How do I repair an external hard drive with a corrupted catalog?

DiskWarrior is quite probably the only tool that could fix the drive non-destructively. Everything else is going to just be to scavenge what it can find of your data, not fix the drive. Testdisk is probably the only free tool worth looking at.


If the disk is not mounting, then you will likely have to spend some money on a repair utility or a data recovery application, if the data is important and has no backup.

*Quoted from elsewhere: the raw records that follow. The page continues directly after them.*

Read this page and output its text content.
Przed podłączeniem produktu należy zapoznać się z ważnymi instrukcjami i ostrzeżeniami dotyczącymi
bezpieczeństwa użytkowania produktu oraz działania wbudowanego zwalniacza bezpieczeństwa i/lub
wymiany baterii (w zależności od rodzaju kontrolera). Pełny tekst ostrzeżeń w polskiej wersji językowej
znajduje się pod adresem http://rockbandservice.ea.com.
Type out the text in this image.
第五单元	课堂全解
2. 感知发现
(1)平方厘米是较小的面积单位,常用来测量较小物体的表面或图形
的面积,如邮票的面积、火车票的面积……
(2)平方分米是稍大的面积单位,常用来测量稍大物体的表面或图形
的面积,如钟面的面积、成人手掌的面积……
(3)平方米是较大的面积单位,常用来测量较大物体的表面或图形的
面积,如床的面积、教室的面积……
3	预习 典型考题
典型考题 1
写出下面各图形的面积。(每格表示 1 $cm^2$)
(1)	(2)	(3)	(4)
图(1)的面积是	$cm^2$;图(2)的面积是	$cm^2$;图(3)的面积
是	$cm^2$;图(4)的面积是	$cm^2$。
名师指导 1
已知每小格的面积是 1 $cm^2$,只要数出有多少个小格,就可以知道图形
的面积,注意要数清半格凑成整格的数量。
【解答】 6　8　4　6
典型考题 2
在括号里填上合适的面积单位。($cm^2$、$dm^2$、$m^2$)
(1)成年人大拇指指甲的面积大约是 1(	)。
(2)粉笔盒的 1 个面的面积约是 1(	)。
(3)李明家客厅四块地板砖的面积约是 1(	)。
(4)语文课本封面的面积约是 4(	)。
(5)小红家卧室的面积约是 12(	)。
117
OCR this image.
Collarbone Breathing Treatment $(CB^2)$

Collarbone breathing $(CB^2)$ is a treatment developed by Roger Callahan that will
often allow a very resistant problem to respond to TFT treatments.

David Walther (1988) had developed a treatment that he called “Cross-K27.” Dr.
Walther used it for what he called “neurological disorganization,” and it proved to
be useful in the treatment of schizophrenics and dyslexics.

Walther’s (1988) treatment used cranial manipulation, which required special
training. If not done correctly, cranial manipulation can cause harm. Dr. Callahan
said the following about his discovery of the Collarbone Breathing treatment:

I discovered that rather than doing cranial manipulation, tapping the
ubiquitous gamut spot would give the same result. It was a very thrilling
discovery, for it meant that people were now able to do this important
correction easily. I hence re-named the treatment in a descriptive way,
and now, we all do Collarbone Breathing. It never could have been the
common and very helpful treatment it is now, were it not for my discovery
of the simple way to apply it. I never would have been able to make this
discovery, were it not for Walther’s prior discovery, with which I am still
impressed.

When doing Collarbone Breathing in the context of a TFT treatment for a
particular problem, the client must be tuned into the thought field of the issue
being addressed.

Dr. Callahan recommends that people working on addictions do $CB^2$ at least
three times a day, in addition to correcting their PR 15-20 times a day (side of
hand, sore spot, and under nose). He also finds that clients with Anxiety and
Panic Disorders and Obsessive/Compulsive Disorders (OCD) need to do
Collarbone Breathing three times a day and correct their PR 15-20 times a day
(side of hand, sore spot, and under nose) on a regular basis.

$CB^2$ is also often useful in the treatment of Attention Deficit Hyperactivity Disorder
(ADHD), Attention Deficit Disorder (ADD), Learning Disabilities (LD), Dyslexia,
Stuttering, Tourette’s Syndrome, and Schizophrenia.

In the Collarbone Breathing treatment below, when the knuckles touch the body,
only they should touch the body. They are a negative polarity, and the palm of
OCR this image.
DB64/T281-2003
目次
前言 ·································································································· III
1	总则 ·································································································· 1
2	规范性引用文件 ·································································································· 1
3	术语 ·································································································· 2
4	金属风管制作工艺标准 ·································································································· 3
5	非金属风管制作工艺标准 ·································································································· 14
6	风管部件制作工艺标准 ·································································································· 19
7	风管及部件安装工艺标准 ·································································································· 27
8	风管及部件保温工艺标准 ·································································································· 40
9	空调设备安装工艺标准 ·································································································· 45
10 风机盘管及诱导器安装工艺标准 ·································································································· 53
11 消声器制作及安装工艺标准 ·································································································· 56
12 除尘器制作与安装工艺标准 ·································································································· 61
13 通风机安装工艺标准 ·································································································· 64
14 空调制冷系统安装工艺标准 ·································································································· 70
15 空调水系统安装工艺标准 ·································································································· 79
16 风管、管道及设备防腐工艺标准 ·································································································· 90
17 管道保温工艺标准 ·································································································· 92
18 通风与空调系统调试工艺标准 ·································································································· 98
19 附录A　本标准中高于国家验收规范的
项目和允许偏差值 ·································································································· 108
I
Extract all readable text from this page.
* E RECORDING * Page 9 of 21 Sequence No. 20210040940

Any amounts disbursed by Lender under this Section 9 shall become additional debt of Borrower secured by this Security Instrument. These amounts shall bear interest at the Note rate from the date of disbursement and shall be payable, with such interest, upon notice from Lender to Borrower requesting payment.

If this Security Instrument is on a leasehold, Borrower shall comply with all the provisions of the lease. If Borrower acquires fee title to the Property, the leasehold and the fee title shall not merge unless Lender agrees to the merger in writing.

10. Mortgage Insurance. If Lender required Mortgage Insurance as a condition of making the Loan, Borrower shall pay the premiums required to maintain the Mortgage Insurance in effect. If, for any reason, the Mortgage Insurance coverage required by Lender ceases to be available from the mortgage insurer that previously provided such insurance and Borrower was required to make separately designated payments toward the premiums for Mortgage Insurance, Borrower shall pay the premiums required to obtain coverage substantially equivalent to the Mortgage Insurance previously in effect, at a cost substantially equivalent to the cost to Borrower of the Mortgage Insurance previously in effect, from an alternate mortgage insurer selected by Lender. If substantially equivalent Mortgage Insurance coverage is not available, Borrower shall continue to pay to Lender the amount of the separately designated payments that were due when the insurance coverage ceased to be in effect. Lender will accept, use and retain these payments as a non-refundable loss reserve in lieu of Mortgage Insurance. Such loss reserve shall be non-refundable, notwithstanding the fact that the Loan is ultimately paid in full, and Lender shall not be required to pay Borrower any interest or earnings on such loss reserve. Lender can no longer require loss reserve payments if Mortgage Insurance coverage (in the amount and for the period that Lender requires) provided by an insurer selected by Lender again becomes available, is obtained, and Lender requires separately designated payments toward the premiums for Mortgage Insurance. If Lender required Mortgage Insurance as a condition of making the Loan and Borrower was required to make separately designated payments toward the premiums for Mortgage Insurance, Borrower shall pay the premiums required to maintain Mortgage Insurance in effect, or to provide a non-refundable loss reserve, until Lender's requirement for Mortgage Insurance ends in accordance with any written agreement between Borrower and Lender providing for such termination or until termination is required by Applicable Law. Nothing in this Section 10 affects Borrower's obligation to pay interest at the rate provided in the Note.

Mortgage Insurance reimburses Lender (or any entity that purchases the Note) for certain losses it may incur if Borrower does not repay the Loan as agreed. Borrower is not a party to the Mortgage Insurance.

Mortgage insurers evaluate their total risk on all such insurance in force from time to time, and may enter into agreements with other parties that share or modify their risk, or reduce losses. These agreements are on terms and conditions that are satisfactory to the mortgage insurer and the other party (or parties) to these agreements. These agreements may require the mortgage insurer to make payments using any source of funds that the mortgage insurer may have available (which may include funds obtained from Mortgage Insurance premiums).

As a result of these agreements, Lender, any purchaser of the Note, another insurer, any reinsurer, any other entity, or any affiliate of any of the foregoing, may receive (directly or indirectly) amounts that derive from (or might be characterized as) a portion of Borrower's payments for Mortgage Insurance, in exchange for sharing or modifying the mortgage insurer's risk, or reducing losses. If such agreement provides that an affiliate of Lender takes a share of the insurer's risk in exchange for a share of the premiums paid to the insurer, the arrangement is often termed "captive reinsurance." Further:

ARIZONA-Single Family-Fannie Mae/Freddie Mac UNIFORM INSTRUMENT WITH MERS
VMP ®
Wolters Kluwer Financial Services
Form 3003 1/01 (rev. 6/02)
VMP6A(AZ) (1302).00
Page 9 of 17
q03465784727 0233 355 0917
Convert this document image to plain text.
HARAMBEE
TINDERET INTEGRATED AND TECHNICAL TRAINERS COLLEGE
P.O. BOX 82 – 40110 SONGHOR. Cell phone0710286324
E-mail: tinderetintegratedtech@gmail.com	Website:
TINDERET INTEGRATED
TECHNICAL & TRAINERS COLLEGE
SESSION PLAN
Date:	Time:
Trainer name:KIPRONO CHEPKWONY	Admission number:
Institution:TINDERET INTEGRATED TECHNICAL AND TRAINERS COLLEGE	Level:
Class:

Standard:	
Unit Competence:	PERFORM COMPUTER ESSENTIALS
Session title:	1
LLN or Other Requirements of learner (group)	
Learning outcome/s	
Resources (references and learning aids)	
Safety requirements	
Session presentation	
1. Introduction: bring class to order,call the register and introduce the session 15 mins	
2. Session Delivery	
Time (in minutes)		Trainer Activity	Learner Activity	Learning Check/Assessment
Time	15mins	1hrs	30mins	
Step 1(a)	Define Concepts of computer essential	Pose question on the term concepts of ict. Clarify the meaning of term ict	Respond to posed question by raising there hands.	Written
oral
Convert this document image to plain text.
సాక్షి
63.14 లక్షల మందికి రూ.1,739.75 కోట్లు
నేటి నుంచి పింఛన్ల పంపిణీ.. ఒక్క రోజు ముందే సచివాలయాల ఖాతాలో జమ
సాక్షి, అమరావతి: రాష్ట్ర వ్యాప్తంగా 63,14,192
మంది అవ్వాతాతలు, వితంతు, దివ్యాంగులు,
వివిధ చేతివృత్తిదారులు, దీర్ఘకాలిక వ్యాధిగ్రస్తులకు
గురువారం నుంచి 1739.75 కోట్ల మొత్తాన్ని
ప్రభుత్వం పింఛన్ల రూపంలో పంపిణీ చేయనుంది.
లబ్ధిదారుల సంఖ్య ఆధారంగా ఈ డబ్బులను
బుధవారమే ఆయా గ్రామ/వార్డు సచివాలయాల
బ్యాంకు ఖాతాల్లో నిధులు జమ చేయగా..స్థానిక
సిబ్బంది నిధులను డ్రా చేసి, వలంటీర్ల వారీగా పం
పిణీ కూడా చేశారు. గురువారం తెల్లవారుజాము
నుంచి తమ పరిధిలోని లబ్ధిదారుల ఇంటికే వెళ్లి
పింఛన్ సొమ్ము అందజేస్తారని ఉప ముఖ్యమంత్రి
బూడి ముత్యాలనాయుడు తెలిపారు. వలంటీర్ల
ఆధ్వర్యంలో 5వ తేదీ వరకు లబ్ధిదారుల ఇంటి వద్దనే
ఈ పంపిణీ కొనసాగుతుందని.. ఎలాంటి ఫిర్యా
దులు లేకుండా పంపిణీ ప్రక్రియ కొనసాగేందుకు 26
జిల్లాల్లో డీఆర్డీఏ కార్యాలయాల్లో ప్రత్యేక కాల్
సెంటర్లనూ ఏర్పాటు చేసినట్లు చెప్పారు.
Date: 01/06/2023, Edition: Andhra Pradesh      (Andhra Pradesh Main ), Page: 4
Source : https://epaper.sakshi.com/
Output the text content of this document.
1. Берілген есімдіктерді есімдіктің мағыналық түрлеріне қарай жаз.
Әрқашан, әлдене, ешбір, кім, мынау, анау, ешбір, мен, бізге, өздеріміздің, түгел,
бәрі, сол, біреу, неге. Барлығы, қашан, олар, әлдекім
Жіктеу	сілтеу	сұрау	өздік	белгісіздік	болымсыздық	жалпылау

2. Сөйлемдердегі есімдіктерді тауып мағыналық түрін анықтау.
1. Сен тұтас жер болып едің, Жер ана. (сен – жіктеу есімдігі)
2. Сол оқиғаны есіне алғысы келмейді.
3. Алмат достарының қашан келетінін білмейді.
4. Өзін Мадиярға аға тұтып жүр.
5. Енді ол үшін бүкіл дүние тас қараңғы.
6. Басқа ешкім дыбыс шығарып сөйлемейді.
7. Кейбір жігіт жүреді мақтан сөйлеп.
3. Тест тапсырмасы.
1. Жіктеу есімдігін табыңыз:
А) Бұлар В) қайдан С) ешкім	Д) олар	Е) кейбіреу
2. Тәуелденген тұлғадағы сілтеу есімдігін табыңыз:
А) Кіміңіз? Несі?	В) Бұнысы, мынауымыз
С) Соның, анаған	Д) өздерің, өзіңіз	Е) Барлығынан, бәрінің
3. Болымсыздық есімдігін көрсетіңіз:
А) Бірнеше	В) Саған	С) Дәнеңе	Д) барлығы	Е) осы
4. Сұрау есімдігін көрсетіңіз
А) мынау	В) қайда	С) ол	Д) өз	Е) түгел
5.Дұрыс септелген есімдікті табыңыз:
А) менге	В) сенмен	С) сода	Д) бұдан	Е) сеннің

Although you have specified that you are not interested in commercial software, I list below some such tools, if no better answer comes up. You may ask around your friends or nearby repair-shops that might have one of the below-mentioned products, which you may use freely or at least cheaply. These products have demo versions that you can try to see how effective they would be, to see if they are worth searching for (or buying).

Stellar Data Recovery has a demo version that will recover up to 1 GB of lost or deleted data, free of cost. The full version will cost €79.

Data Rescue by Prosoft Engineering has straight recovery options, but also advanced options to try to recover data from disks with physical failures. It has a demo version and has an interesting pricing model, where the price is determined by the amount of data that you wish to recover, starting from as low as $19.

DiskWarrior has a data recovery type option - it will try to rebuild and present a preview of what it thinks should be on the disk even if it can’t repair, and it might allow you to copy the data off. It is very costly at $119.95.

EaseUS Data Recovery Wizard for Mac is a subscription product, starting from $89.95 per year.